Study of Dress History
The Study of Dress History, Manchester: Manchester University Press, 2002, ISBN 0 7190 4064 7, pp284.
This book, drawing on detailed research into Euro-American and ethnographical dress history, synthesises a range of methodological approaches into a distinct transdisciplinary analysis. It develops object-based historical analysis, as well as drawing on an extensive range of primary archival resources. It is confirms the intellectual status of an emerging discipline, not least by fusing the priorities of curatorship with insights from critical theory and the study of material culture.
The Study of Dress History evidences my concern as a researcher to develop and promote the use of close object-based material culture approaches to the study of surviving dress from all periods and cultures and to promote transdiciplinary research across the divide between museum curator and university ’academic’ in my field. It also reflects my aim to open up knowledge of the function, collection and display of European regional/peasant dress from the mid 19th century and to probe its use within national identity design across Europe from the mid 19th century, this being undertaken through the study of genre paintings, analysis of period publications on ‘Folk Art,’ research in open air museums and museum dress collections in Poland, Hungary, Sweden, France, Denmark and the Netherlands.
The ideas developed in The Study of Dress History (2002) and in Establishing Dress History (2004) were put into practice in the 2005 exhibition and book Fashion and Fancy Dress, The Messel Dress Collection, 1865-2005. Offering a material culture approach to displaying and interpreting the key garments from this collection, the intent was always, as reviewers recognised, to offer far more than a chronological presentation of beautiful garments worn by the ‘Messel women’. Themes demonstrated through garment display, labels, panels, and in the book, included the wearers’ upward mobility (finally through Lord Snowdon’s marriage to Princess Margaret int Royal circles) and their specific gently artistic but always fashionable taste. We showed the links between the garments of the women’s choice of London and Irish couturiers, their passions for travel, for the decorative arts of the 16th - 18th centuries, rare plant collecting, the theatre (via Oliver Messel) and involvement in founding the Georgian and Victorian Societies. We illustrated how, consciously, each generation ensured the survival of the memory of the one before, through their preservation of garments and how, through stains, wear, photographs, and oral testimony, these beautiful clothes retained the shadows and even emotions of the women who wore them.

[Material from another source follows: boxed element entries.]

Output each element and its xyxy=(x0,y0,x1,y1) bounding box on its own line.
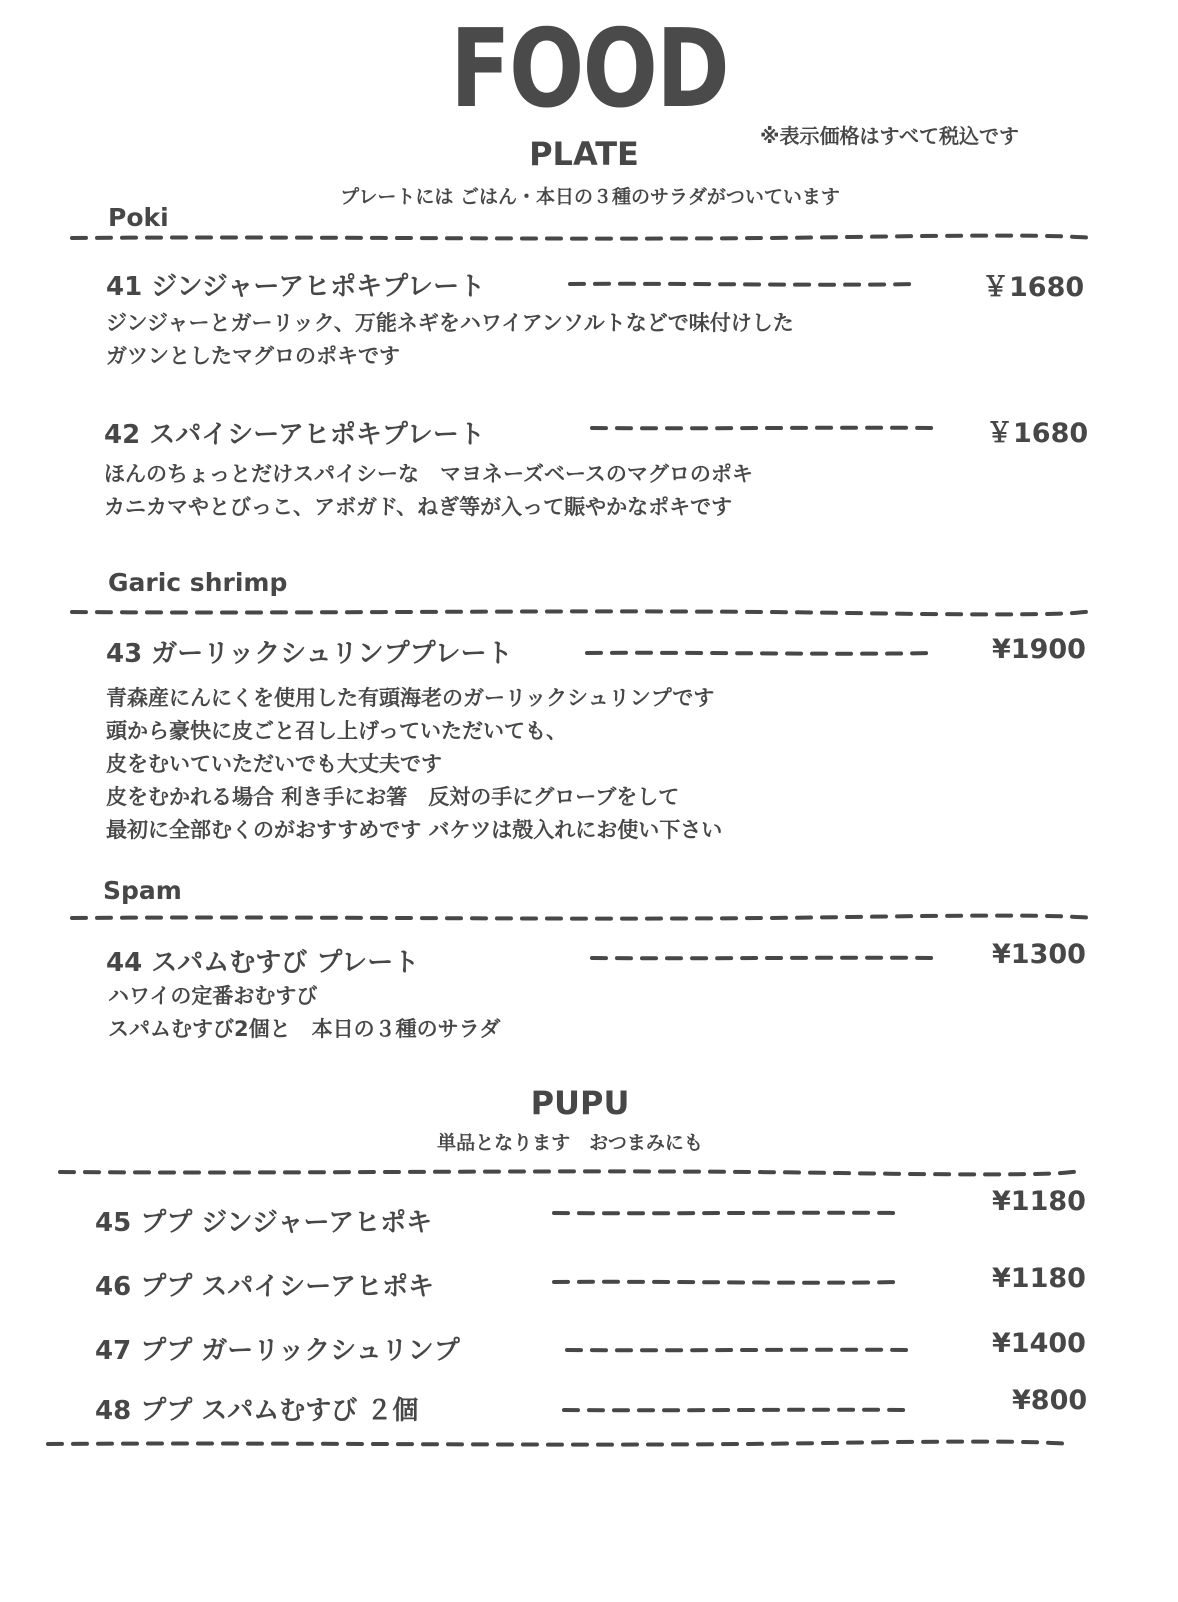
divider-bottom xyxy=(46,1436,1071,1452)
pupu-item-name-48: 48 ププ スパムむすび ２個 xyxy=(95,1396,419,1426)
item-name-43: 43 ガーリックシュリンププレート xyxy=(106,639,513,669)
item-price-42: ￥1680 xyxy=(986,418,1089,449)
item-price-41: ￥1680 xyxy=(982,272,1085,303)
plate-section-title: PLATE xyxy=(529,135,639,173)
item-desc-44: ハワイの定番おむすび スパムむすび2個と 本日の３種のサラダ xyxy=(108,984,501,1041)
pupu-leader-46 xyxy=(552,1276,902,1288)
leader-41 xyxy=(568,278,918,290)
item-desc-41: ジンジャーとガーリック、万能ネギをハワイアンソルトなどで味付けした ガツンとしたマグロのポキです xyxy=(106,311,794,368)
pupu-item-name-47: 47 ププ ガーリックシュリンプ xyxy=(95,1336,460,1366)
divider-spam xyxy=(70,910,1095,926)
item-desc-43: 青森産にんにくを使用した有頭海老のガーリックシュリンプです 頭から豪快に皮ごと召し上げっていただいても、 皮をむいていただいでも大丈夫です 皮をむかれる場合 利き手にお箸 反対の手にグローブをして 最初に全部むくのがおすすめです バケツは殻入れにお使い下さい xyxy=(106,686,723,842)
item-price-44: ¥1300 xyxy=(992,939,1086,970)
category-spam: Spam xyxy=(103,876,182,905)
pupu-item-price-45: ¥1180 xyxy=(992,1186,1086,1217)
leader-44 xyxy=(590,952,940,964)
divider-garlic-shrimp xyxy=(70,604,1095,620)
menu-title: FOOD xyxy=(450,7,729,132)
category-poki: Poki xyxy=(108,203,169,232)
plate-section-note: プレートには ごはん・本日の３種のサラダがついています xyxy=(340,186,840,208)
pupu-section-note: 単品となります おつまみにも xyxy=(437,1132,703,1154)
divider-pupu xyxy=(58,1164,1083,1180)
pupu-leader-47 xyxy=(565,1344,915,1356)
item-desc-42: ほんのちょっとだけスパイシーな マヨネーズベースのマグロのポキ カニカマやとびっこ、アボガド、ねぎ等が入って賑やかなポキです xyxy=(104,462,753,519)
pupu-item-price-46: ¥1180 xyxy=(992,1263,1086,1294)
item-price-43: ¥1900 xyxy=(992,634,1086,665)
pupu-item-name-45: 45 ププ ジンジャーアヒポキ xyxy=(95,1208,433,1238)
pupu-item-price-47: ¥1400 xyxy=(992,1328,1086,1359)
pupu-leader-48 xyxy=(562,1404,912,1416)
pupu-section-title: PUPU xyxy=(530,1084,630,1122)
divider-poki xyxy=(70,230,1095,246)
item-name-42: 42 スパイシーアヒポキプレート xyxy=(104,420,485,450)
leader-43 xyxy=(585,647,935,659)
category-garlic-shrimp: Garic shrimp xyxy=(108,568,288,597)
pupu-item-name-46: 46 ププ スパイシーアヒポキ xyxy=(95,1272,434,1302)
tax-note: ※表示価格はすべて税込です xyxy=(760,124,1020,148)
item-name-41: 41 ジンジャーアヒポキプレート xyxy=(106,272,486,302)
pupu-item-price-48: ¥800 xyxy=(1012,1385,1088,1416)
item-name-44: 44 スパムむすび プレート xyxy=(106,948,420,978)
leader-42 xyxy=(590,422,940,434)
pupu-leader-45 xyxy=(552,1207,902,1219)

Citations for The Study of Dress History
Fashion Theory, vol 7/2/2003: the author takes us beyond old schisms buy identifying many fine examples of innovative [dress history] work. …In mapping the routes from other branches of history that brought methodological benefits and new agendas, even new purpose to dress history, this book makes a timely case for inter-disciplinarity.

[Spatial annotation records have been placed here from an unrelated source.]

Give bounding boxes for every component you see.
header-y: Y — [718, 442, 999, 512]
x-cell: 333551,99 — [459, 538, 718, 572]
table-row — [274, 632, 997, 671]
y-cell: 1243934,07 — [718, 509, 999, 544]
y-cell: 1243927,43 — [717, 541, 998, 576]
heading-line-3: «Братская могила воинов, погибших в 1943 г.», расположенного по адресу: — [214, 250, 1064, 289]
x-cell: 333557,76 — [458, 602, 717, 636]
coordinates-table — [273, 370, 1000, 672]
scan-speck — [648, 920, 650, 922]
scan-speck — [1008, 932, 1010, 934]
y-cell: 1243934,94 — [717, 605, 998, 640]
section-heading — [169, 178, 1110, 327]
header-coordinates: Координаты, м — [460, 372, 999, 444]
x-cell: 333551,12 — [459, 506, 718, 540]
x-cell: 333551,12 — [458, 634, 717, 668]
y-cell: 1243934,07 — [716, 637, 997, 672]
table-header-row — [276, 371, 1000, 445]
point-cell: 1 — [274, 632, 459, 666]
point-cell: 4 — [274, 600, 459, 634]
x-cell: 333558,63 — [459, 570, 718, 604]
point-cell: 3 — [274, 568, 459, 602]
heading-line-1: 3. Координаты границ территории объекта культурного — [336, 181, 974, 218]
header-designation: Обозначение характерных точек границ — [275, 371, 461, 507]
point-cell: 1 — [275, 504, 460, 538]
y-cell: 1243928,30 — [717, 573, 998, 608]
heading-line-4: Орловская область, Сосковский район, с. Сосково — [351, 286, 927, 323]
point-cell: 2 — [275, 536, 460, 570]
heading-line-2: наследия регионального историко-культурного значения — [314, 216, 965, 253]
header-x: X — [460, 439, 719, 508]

Textile History, 34, (1), 2003: Self reflective about the discipline, critical of its detractors. … Never before has there been a book which charts so comprehensively the historiography of the many writers on dress, and on the subjects methodological approaches…. Equally significant is her unequivocal respect for diversity in source materials, as well as acknowledgements of the relatively recent impact of cultural studies, feminist approaches, anthropology and studies of consumption, on the discipline.
The text has also been cited, for example, by Kûchler and Miller, Clothing as Material Culture, (2005: 4); Perry, Oral History , Spring 2005: 88-92; and Sandino, Design History, 2006: 19.